Como é feito o tratamento da esofagite?
A esofagite é uma inflamação do revestimento do esôfago, frequentemente causada por refluxo gastroesofágico (ERGE), infecções (como por Candida albicans, vírus herpes simples ou citomegalovírus), uso de medicamentos irritantes (ex.: bisfosfonatos, antibióticos orais como a tetraciclina), ou condições sistêmicas como esclerodermia ou eosinofilia esofágica. O tratamento deve ser individualizado conforme a causa subjacente, a gravidade dos sintomas e as complicações presentes.
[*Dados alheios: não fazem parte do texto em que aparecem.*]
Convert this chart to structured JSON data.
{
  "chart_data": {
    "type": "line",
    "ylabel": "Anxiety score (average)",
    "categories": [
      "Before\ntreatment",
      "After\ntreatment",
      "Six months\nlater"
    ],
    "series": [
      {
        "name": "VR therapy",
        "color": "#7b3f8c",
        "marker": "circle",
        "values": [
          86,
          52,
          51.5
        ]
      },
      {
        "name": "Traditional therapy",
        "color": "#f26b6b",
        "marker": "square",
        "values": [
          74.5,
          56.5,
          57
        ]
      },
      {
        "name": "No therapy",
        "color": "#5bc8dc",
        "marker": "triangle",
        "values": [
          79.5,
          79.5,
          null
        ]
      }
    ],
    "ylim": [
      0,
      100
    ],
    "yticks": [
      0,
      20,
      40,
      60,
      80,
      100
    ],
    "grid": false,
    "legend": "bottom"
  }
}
Na esofagite por refluxo — a forma mais comum — a abordagem inicial inclui medidas não farmacológicas: elevação da cabeceira da cama, evitar refeições pesadas antes de deitar, redução do consumo de álcool, café, chocolate, alimentos ácidos ou gordurosos, além do controle do peso e cessação do tabagismo. Farmacologicamente, os inibidores da bomba de prótons (IBP), como omeprazol, esomeprazol ou pantoprazol, são a primeira linha terapêutica, administrados em dose padrão por via oral, geralmente por 8 semanas. Em casos refratários ou com lesões graves (ex.: esofagite erosiva grau C ou D segundo Los Angeles), pode-se considerar dose dupla ou tratamento de manutenção contínua.
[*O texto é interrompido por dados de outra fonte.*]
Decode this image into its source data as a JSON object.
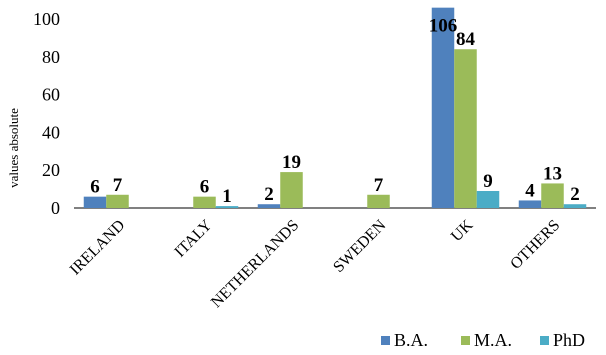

Para esofagite infecciosa, o tratamento depende do agente identificado: antifúngicos sistêmicos (ex.: fluconazol) para candidíase; aciclovir ou valaciclovir para herpes simples; ganciclovir ou foscarnet para citomegalovírus. Em pacientes imunossuprimidos (ex.: com HIV/AIDS ou em uso de corticosteroides), a avaliação endoscópica com biópsia é essencial para diagnóstico etiológico preciso.
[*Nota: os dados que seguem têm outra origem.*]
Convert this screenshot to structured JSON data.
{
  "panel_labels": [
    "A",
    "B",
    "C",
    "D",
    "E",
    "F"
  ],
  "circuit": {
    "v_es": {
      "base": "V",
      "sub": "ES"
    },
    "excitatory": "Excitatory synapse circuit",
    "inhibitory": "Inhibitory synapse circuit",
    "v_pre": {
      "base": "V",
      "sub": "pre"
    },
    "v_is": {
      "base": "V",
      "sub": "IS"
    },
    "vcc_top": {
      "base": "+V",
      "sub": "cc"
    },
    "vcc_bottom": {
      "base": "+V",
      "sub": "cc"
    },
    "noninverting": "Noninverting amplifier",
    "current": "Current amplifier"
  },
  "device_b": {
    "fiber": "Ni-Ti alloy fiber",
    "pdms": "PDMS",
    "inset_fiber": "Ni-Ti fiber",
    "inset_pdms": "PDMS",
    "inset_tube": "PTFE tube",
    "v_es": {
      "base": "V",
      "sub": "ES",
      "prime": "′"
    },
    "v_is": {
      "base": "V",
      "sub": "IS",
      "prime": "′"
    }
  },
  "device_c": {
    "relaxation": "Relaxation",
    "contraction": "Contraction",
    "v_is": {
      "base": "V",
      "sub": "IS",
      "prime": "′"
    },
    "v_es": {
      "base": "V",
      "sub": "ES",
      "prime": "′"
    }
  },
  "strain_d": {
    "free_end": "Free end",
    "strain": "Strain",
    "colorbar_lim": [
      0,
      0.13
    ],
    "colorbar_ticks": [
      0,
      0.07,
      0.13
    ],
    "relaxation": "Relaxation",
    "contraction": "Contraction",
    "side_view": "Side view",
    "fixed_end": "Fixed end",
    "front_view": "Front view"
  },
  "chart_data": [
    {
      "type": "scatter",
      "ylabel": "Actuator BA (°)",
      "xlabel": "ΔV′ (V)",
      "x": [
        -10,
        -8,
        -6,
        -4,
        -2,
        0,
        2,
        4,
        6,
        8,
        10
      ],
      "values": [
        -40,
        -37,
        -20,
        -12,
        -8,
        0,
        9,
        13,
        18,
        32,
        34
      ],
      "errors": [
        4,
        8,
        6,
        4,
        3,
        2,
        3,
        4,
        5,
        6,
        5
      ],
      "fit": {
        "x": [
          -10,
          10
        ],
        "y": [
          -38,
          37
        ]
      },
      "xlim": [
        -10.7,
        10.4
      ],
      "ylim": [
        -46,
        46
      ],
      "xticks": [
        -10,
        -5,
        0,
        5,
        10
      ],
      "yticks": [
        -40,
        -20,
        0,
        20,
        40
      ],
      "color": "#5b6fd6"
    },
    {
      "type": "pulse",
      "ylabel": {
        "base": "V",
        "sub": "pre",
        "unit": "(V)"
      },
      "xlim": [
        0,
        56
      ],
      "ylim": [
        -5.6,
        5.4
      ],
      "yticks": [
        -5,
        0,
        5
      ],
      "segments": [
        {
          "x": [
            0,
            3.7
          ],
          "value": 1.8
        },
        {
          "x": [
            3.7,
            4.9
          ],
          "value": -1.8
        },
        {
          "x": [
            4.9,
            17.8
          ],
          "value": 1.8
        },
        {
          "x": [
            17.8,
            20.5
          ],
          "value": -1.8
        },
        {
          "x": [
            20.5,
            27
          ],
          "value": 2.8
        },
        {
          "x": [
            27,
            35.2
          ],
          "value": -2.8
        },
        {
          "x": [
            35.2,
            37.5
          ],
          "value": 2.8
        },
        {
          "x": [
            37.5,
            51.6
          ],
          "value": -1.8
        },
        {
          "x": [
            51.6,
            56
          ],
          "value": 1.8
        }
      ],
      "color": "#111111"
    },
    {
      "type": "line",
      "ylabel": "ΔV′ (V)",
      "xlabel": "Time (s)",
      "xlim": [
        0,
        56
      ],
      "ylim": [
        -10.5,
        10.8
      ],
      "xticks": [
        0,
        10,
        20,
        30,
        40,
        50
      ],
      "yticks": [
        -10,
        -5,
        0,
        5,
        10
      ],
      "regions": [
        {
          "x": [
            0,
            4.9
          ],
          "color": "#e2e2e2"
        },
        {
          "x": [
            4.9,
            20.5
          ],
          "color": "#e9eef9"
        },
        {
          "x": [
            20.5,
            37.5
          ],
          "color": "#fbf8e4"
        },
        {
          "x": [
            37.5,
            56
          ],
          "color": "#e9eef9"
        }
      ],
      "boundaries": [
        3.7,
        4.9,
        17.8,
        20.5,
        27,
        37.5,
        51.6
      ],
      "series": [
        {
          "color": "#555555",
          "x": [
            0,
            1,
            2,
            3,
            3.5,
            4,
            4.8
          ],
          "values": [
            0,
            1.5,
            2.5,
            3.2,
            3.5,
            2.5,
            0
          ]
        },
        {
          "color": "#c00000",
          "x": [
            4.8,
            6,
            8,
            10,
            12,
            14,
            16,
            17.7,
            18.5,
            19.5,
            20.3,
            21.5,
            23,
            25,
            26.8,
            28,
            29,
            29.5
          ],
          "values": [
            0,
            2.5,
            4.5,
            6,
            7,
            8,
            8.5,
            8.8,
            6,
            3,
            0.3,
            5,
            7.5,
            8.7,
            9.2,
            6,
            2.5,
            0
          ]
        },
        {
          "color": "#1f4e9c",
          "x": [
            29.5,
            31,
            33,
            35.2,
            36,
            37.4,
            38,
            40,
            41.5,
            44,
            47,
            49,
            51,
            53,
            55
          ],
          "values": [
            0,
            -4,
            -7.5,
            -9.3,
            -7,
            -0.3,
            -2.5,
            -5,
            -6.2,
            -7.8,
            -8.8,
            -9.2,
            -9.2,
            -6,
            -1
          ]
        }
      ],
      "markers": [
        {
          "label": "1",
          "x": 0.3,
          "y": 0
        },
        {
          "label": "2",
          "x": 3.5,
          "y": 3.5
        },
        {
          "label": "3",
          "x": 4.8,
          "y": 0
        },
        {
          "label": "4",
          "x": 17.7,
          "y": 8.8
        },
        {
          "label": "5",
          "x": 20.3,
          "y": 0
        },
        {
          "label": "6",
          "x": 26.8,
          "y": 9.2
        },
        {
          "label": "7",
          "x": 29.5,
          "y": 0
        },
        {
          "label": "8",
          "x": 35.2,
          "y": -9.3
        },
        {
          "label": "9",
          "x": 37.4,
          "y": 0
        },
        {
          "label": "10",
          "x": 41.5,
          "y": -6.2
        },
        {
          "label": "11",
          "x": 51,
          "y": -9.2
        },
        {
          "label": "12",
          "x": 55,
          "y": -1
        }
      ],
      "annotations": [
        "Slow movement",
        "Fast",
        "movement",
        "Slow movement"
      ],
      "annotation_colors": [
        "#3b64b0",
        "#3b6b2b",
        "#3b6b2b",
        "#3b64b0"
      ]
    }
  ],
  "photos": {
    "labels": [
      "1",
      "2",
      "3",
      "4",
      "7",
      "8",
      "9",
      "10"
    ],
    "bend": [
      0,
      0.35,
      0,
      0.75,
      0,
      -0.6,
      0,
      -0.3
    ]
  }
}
Na esofagite eosinofílica, recomenda-se abordagem multidisciplinar envolvendo gastroenterologista e alergologista. As opções incluem dieta de eliminação guiada por teste alérgico, corticosteroides tópicos orais (ex.: budesonida orodispersível) e, em alguns casos, dupilumabe (anticorpo monoclonal anti-IL-4Rα), recentemente aprovado para essa indicação. Já na esofagite induzida por medicamentos, a suspensão do agente causal é fundamental, associada à proteção mucosa com IBP e orientação sobre técnica correta de ingestão (ex.: tomar com abundância de água, permanecer ereto por pelo menos 30 minutos após a medicação).
Em todos os casos, a endoscopia diagnóstica é indicada quando há sinais de alarme — disfagia progressiva, perda ponderal inexplicada, hematemese, anemia ferropriva ou idade avançada — para avaliar complicações como estenose, úlceras profundas ou displasia. O acompanhamento clínico regular é essencial para monitorar resposta ao tratamento, prevenir recorrências e detectar precocemente alterações pré-neoplásicas, especialmente em pacientes com esofagite crônica e metaplasia de Barrett.